Researcher Affiliation Academia Zhao Mandi Pieter Abbeel Stephen James {mandi.zhao, pabbeel, stepjam}@berkeley.edu University of California, Berkeley
Pseudocode Yes Algorithm 1 Training On-policy Meta-RL
Open Source Code No The paper provides a project website link (https://sites.google.com/berkeley.edu/finetune-vs-metarl) but does not explicitly state that the source code for the methodology is available there, nor does it provide a direct link to a code repository within the paper itself.
Open Datasets Yes We use 3 existing RL benchmarks: Procgen [13], RLBench [8], and Atari Learning Environment (ALE) [14, 15] each offers a diverse set of distinct tasks that we use for train and test.

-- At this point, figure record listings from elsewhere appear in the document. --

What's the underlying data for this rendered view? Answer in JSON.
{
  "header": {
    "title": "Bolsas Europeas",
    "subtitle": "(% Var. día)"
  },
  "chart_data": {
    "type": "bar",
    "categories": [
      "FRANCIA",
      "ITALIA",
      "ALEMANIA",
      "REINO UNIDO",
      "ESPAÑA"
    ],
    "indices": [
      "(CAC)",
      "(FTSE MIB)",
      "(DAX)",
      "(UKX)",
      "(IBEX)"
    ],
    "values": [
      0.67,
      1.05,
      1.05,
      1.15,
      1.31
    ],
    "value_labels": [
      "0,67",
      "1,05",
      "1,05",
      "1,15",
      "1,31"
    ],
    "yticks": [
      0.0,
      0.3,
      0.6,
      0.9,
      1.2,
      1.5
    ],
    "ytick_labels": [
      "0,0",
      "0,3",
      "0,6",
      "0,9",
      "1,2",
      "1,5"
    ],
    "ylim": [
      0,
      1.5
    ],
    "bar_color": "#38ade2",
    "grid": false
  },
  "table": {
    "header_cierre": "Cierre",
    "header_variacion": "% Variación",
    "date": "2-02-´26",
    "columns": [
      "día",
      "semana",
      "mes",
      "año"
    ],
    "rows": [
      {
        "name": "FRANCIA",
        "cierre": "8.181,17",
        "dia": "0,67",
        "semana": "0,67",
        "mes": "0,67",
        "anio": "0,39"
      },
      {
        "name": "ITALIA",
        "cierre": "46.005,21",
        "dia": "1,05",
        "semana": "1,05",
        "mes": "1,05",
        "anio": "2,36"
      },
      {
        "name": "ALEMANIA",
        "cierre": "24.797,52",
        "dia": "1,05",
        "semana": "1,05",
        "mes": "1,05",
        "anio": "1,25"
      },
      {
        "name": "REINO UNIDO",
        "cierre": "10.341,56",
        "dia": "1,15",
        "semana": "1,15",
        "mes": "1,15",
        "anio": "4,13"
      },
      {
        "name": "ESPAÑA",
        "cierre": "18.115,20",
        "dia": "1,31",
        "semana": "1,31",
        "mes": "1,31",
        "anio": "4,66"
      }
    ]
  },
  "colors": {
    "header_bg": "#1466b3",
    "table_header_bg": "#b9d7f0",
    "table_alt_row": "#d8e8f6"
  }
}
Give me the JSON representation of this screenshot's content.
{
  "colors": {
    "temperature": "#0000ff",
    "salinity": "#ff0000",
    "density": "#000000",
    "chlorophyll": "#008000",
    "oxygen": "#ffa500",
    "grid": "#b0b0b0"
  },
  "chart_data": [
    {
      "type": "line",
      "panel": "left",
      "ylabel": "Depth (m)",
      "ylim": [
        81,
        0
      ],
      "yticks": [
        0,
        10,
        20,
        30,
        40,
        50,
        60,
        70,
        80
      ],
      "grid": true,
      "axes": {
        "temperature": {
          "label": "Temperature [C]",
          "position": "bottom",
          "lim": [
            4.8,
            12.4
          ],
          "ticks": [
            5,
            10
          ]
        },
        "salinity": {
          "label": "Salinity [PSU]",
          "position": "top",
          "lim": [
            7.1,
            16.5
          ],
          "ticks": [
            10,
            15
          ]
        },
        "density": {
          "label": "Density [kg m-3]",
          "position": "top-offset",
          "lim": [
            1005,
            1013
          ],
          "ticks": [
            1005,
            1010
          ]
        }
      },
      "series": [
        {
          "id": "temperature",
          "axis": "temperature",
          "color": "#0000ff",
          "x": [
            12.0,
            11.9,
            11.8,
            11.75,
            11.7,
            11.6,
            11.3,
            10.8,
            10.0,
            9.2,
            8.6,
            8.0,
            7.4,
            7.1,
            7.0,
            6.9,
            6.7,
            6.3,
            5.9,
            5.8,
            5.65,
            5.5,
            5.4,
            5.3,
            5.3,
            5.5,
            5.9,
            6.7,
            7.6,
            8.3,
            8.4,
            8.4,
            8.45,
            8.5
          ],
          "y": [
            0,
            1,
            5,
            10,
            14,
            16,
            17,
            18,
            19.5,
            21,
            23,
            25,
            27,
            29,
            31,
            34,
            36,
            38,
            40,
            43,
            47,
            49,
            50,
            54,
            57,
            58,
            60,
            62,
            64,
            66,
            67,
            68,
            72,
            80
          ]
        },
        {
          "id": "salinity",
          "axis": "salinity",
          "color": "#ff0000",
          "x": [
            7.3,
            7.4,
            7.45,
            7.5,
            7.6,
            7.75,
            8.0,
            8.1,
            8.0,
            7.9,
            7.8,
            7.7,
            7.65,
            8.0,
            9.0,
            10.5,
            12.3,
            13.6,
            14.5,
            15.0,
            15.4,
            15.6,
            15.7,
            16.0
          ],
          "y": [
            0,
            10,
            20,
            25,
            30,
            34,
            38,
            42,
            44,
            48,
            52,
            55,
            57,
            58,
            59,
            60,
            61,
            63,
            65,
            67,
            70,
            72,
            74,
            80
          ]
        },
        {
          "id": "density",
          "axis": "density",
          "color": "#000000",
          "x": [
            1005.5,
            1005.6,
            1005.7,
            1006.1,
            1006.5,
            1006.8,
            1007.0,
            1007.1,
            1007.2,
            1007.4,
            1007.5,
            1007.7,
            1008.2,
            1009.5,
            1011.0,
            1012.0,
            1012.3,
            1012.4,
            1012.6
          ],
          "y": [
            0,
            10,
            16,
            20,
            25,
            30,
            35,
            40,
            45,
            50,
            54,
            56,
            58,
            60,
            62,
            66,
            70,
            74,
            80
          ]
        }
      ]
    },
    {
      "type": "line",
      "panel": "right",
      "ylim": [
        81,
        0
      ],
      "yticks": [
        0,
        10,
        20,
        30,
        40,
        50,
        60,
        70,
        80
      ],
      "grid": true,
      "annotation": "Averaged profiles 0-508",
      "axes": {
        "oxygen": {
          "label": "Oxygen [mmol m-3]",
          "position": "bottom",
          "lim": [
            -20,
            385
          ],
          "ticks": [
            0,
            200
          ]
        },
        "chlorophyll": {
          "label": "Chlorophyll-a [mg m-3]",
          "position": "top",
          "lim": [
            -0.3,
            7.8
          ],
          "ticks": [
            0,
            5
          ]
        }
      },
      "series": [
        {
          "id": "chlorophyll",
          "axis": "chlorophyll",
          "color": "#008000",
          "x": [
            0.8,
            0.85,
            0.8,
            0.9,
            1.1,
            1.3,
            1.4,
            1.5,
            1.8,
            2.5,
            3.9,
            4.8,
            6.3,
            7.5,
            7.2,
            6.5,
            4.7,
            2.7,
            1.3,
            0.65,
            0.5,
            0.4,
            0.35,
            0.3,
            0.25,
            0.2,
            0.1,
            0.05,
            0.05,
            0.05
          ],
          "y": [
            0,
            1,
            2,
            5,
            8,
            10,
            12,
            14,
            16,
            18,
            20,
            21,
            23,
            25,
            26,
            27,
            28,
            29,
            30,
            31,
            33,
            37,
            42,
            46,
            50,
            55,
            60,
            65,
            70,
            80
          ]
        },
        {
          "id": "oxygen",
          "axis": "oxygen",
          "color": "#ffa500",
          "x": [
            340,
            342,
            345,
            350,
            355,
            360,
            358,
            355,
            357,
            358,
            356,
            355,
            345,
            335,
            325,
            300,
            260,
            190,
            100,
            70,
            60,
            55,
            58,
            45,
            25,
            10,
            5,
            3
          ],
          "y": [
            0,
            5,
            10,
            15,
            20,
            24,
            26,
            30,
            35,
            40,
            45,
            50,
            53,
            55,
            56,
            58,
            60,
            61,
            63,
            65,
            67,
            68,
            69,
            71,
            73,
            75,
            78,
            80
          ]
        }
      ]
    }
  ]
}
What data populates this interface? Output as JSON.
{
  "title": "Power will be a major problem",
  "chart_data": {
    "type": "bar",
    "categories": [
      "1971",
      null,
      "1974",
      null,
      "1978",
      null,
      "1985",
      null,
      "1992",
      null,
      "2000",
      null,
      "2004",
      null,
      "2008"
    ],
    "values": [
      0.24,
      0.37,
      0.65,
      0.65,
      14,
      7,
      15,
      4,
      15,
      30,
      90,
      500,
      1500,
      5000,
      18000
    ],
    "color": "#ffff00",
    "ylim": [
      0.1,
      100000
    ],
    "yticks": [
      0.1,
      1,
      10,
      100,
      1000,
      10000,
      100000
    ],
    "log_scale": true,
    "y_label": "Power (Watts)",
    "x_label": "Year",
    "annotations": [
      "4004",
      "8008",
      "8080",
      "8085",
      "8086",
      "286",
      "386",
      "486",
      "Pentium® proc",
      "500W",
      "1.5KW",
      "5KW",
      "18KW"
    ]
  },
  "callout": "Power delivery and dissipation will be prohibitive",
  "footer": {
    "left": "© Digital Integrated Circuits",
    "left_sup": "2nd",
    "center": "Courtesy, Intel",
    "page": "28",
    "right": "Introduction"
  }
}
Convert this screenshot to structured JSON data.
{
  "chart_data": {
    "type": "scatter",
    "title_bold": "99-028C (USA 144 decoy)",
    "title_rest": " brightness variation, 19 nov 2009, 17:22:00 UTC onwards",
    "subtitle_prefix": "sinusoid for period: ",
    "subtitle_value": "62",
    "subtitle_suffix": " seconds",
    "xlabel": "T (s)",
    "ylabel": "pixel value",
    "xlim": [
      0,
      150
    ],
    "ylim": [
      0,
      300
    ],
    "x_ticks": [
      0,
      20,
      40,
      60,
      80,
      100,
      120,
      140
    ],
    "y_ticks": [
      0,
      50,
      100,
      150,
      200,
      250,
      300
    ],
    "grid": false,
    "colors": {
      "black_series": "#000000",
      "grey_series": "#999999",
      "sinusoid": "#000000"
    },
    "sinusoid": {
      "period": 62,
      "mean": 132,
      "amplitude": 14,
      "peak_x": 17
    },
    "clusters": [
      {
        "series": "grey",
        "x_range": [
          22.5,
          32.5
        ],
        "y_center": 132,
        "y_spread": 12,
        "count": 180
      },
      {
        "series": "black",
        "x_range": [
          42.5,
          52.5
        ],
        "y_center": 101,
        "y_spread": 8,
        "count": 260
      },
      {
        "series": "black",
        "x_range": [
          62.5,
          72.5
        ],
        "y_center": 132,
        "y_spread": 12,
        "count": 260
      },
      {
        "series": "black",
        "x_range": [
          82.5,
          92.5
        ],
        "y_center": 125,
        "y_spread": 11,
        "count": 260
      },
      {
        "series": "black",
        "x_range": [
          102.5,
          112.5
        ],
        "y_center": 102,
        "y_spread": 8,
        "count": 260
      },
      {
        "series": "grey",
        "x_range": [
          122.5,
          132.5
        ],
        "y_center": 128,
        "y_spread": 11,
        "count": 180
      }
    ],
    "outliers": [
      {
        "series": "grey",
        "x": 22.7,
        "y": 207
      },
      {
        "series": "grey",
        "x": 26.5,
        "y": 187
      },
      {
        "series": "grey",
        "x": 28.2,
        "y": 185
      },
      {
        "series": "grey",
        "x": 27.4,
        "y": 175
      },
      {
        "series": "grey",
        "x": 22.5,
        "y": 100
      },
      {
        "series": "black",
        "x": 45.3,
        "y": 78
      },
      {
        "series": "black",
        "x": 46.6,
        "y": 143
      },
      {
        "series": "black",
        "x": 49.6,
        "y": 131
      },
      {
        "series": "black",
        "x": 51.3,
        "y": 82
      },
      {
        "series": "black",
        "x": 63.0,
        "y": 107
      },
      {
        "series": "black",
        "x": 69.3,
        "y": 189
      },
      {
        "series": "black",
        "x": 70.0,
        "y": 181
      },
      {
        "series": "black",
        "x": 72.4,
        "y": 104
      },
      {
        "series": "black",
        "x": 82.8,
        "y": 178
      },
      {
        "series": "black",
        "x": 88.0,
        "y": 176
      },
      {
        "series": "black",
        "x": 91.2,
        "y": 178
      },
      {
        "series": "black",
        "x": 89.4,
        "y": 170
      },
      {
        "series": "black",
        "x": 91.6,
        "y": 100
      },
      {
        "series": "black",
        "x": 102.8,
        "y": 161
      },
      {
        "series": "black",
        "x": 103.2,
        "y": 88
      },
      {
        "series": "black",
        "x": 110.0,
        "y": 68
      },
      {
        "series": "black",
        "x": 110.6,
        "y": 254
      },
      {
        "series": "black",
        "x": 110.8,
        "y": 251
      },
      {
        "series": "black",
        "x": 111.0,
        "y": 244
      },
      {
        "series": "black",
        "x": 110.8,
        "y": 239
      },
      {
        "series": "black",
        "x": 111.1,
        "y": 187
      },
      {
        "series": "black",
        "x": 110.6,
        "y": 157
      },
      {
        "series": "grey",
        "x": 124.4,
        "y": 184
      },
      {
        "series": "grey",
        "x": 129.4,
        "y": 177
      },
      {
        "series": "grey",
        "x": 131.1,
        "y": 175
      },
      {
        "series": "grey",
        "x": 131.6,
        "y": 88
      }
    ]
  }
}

Dataset Splits No The paper describes train and test sets (e.g., '10,000 levels for training, and held-out 20 levels for testing' for Procgen, and '10 tasks' for training and '5 unseen tasks' for testing in RLBench/Atari) but does not explicitly mention a separate validation set for hyperparameter tuning or model selection.
Hardware Specification Yes All experiments in the study are trained and evaluated on a maximum of 8 RTX A5000 GPUs, each with 24GB of memory.
Software Dependencies No The paper mentions various base RL algorithms (PPO, C2F-ARM, Rainbow DQN) and architectures (IMPALA encoder) along with their corresponding research papers, but it does not specify software package names with version numbers (e.g., PyTorch 1.9, TensorFlow 2.x, or specific library versions) that are critical for reproducibility.
Experiment Setup Yes For each iteration in the inner loop, the environment is fixed to one randomly sampled task level, where rollouts are collected and used to perform k iterations of batched gradient updates (we use k = 3 in our experiments). 100 million environment steps are used for all pretraining runs, which amounts to 1500 PPO iterations. Then the final model checkpoint is used to test adaptation the environment is run in parallel on 256 threads and each PPO iteration uses 256 steps. For Reptile-PPO and MT-PPO, a trained agent is finetuned with vanilla PPO for 2 million environment steps on each test level.